Hope Hicks, ex-Trump adviser, recounts political firestorm in 2016 over 'Access Hollywood' tape
By MICHAEL R. SISAK, JAKE OFFENHARTZ, PHILIP MARCELO and ALANNA DURKIN RICHER
Today
NEW YORK (AP) — Former White House official and Donald Trump adviser Hope Hicks took the stand Friday at the former president's hush money trial and recounted how his 2016 campaign became embroiled in a political firestorm over a recording in which he boasted about grabbing women without their permission.
Hicks, once one of Trump's closest confidants, was subpoenaed by prosecutors, who are trying to show that the uproar over the infamous leaked “Access Hollywood” tape hastened Trump's then-lawyer to pay off a porn actor to bury a negative story that could imperil his 2016 presidential bid.
Hicks' testimony provided jurors with a glimpse into the chaotic fallout in the Trump campaign over the tape's release just days before a crucial debate with Democrat Hillary Clinton. Hicks described being stunned and huddling with other Trump advisers after learning about the tape's existence from a Washington Post reporter.
“I had a good sense to believe this was going to be a massive story and that it was going to dominate the news cycle for the next several days,” Hicks testified. “This was a damaging development."
She added: "This was just pulling us backwards in a way that was going to be hard to overcome.”
In the aftermath of the tape's release, she asked Trump's then-attorney Michael Cohen to chase down a rumor of another potentially damaging tape. Hicks said she wanted to be proactive in seeking out the supposed tape because she didn't want anyone to be "blindsided.” There ended up not being one.
Four days before the 2016 election, Hicks said she received a request for comment from a Wall Street Journal reporter for a forthcoming story about American Media Inc. buying the rights to former Playboy model Karen McDougal’s story that she had an affair with Trump years earlier. Trump denies the allegations.
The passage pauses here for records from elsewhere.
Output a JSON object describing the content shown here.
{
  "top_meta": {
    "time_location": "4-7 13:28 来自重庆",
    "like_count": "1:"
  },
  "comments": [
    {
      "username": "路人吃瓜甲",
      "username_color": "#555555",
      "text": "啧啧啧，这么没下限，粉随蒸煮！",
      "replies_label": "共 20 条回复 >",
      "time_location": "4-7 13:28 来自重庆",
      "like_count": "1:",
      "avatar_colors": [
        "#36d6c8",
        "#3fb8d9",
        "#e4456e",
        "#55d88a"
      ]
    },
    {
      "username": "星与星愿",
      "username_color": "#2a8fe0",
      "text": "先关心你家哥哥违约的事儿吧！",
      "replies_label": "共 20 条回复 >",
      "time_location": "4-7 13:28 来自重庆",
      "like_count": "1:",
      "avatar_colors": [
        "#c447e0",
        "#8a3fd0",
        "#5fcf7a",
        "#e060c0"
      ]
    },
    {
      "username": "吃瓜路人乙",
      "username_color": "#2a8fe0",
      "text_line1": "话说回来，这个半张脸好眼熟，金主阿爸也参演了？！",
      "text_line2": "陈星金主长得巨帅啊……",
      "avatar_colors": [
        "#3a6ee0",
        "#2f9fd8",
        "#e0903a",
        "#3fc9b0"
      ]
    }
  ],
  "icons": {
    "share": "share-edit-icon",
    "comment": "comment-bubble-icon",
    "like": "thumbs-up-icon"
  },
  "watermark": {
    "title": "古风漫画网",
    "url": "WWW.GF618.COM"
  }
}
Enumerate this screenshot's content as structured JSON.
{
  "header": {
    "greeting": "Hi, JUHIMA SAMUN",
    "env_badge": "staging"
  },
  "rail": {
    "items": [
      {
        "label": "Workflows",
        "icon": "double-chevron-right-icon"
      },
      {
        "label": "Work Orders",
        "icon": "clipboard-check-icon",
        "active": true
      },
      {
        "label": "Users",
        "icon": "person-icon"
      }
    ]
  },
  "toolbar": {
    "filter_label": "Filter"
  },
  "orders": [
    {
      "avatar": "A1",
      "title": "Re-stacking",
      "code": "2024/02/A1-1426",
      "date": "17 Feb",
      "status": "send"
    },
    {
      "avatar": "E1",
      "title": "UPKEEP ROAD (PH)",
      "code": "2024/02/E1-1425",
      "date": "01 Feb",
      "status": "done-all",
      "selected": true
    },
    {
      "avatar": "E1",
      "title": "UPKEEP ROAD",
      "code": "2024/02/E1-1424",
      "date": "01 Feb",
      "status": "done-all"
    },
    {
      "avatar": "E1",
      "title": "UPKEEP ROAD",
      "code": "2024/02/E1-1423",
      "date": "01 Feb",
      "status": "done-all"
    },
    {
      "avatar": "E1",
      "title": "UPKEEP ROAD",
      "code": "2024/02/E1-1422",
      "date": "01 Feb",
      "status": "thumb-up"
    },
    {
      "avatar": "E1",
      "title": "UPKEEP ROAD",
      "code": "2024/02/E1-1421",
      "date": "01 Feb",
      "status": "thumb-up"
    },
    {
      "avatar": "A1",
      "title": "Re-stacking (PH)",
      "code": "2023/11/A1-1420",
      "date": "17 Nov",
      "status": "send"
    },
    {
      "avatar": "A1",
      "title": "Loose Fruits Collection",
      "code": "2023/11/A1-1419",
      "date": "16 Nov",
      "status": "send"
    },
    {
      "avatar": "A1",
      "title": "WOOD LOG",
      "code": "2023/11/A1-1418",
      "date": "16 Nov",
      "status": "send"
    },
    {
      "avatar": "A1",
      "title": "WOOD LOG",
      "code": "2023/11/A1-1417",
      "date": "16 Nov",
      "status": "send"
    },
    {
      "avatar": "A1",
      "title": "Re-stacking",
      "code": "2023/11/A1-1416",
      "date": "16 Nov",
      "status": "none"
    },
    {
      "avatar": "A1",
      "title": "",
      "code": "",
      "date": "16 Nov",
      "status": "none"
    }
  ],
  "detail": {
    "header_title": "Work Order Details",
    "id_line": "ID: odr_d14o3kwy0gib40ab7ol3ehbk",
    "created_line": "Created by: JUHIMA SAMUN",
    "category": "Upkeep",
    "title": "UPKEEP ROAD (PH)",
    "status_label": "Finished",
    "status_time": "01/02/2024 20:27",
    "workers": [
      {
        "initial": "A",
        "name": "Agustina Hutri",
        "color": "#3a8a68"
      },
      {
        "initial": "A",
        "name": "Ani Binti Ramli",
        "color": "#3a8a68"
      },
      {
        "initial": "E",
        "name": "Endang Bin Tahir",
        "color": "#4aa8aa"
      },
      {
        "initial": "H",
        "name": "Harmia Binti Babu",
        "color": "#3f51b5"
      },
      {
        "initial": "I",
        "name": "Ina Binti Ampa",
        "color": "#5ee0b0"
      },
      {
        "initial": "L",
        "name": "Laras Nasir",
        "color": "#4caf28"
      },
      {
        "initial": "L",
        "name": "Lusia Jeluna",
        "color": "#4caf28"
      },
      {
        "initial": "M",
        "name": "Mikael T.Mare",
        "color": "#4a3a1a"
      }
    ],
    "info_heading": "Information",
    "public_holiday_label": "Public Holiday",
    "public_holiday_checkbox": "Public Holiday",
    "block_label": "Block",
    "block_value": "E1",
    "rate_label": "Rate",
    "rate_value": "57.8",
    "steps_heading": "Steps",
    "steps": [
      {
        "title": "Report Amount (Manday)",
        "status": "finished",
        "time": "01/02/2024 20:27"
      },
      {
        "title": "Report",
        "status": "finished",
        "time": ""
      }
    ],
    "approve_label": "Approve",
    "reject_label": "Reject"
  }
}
Hicks recalled reaching out to Jared Kushner in hopes he could use his connections to Rupert Murdoch, the owner of the Journal’s parent company, to help delay the story. Kushner, Trump’s son-in-law, told her that he likely would not be able to reach Murdoch in time, Hicks testified.
Trump showed no emotion as he watched Hicks take the witness stand, where she acknowledged after stepping up to the microphone that she was “really nervous.” Referring to her former boss as “Mr. Trump,” she told the court she last communicated with him in the summer or fall of 2022.
While no longer in Trump's inner circle, Hicks spoke about the former president in glowing terms as the prosecutor began questioning her about her background. Hicks complimented Trump multiple times in the first few minutes of her testimony, describing him as a “very good multitasker, a very hard worker.”
Prosecutors have spent the week using detailed testimony about meetings, email exchanges, business transactions and bank accounts to build on the foundation of their case accusing Trump of a scheme to illegally influence the election. They are setting the stage for pivotal testimony from Cohen, who paid Daniels $130,000 for her silence before he went to prison for the hush money scheme.
Trump's defense has worked to poke holes in the credibility of prosecution witnesses and to show that Trump was trying to protect his reputation and family — not his campaign — by keeping the women quiet. The defense also suggested while questioning an attorney who represented two women in hush money negotiations that Trump was, in fact, the victim of extortion. Trump has denied the claims of extramarital sexual encounters.
Hicks’ proximity to Trump over the years has made her a figure of interest to congressional and criminal investigators alike, who have sought her testimony on multiple occasions on topics ranging from Russia election interference to Trump’s election loss and the subsequent Jan. 6, 2021, riot at the U.S. Capitol.
Her testimony came a day after prosecutors played a recording of a meeting between Trump and Cohen shortly before the 2016 election in which they discussed a plan to pay off an ex-Playboy model who claimed to have an affair with Trump.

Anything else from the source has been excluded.